In his seven-year NFL career, he gained 3,204 yards and caught 179 passes out of the backfield.

==NFL career statistics==

Legend
|  | Won the NFL championship |
| Bold | Career high |

===Regular season===

| Year | Team | Games |  | Rushing |  |  |  |  | Receiving |  |  |  |  |
| GP | GS | Att | Yds | Avg | Lng | TD | Rec | Yds | Avg | Lng | TD |
| 1962 | CLE | 13 | 4 | 31 | 139 | 4.5 | 45 | 0 | 17 | 194 | 11.4 | 65 | 1 |
| 1963 | CLE | 14 | 12 | 87 | 526 | 6.0 | 73 | 0 | 28 | 305 | 10.9 | 35 | 3 |
| 1964 | CLE | 14 | 14 | 109 | 491 | 4.5 | 37 | 6 | 25 | 283 | 11.3 | 32 | 4 |
| 1965 | CLE | 13 | 13 | 111 | 436 | 3.9 | 41 | 2 | 25 | 298 | 11.9 | 69 | 2 |
| 1966 | CLE | 14 | 14 | 144 | 750 | 5.2 | 35 | 3 | 45 | 445 | 9.9 | 31 | 6 |
| 1967 | CLE | 13 | 12 | 145 | 710 | 4.9 | 59 | 4 | 39 | 369 | 9.5 | 41 | 2 |
| 1968 | CLE | 8 | 7 | 41 | 152 | 3.7 | 14 | 0 | 16 | 142 | 8.9 | 62 | 2 |
|  |  | 89 | 76 | 668 | 3,204 | 4.8 | 73 | 15 | 195 | 2,036 | 10.4 | 69 | 20 |

===Playoffs===

| Year | Team | Games |  | Rushing |  |  |  |  | Receiving |  |  |  |  |
| GP | GS | Att | Yds | Avg | Lng | TD | Rec | Yds | Avg | Lng | TD |
| 1964 | CLE | 1 | 1 | 10 | 29 | 2.9 | 9 | 0 | 0 | 0 | 0.0 | 0 | 0 |
| 1965 | CLE | 1 | 1 | 3 | 5 | 1.7 | 5 | 0 | 0 | 0 | 0.0 | 0 | 0 |
| 1967 | CLE | 1 | 1 | 10 | 49 | 4.9 | 24 | 0 | 3 | 18 | 6.0 | 15 | 0 |
| 1968 | CLE | 2 | 0 | 4 | 7 | 1.8 | 2 | 1 | 0 | 0 | 0.0 | 0 | 0 |
|  |  | 5 | 3 | 27 | 90 | 3.3 | 24 | 1 | 3 | 18 | 6.0 | 15 | 0 |

==Retirement and business interests==
Green was Assistant Vice-President for Student Affairs at Case Western Reserve University from 1970 to 1974. He was Executive Director and Vice-President of IMG's Team Sports Division from 1974 to 1981. He left IMG to establish EG Industries (EGI) which originally manufactured components for the automotive industry in suburban Dayton, Ohio. Currently based in Columbus, Ohio, EGI branched out into parts for medical, consumer, energy and industrial devices. He has served on the board of directors of various enterprises including Eaton Corporation, Dayton Power & Light and the Duriron Company.

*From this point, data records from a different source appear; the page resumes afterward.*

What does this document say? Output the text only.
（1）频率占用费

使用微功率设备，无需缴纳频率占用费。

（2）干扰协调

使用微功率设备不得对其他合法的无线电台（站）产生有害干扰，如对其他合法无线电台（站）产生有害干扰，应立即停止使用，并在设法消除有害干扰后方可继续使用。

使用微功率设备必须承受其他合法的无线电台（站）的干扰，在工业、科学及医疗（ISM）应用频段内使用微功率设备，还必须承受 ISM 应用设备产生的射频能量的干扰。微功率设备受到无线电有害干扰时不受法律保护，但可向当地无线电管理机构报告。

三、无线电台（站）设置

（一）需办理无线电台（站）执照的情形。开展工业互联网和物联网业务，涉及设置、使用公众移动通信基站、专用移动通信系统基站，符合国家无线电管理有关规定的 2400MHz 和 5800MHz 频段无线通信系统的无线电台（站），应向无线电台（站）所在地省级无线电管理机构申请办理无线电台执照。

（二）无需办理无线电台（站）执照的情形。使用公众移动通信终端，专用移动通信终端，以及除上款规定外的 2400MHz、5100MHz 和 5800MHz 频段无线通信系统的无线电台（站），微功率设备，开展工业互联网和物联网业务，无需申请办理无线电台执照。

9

Green was inducted into the Kentucky Pro Football Hall of Fame in 2017.

==Breast cancer==
Green was diagnosed with breast cancer in July 2005 after a small malignant lump was found in his chest. After obtaining a second opinion, he was treated with mastectomy in September 2005 by Dr. Robert Schenk, breast surgeon at University Hospitals of Cleveland's Case Medical Center. This was followed by eight chemotherapy sessions ending in March 2006.

He then became a breast cancer activist, educating other men about the disease and how it can affect not only women but men as well. His two older sisters were diagnosed with breast cancer, and one of them succumbed to the disease.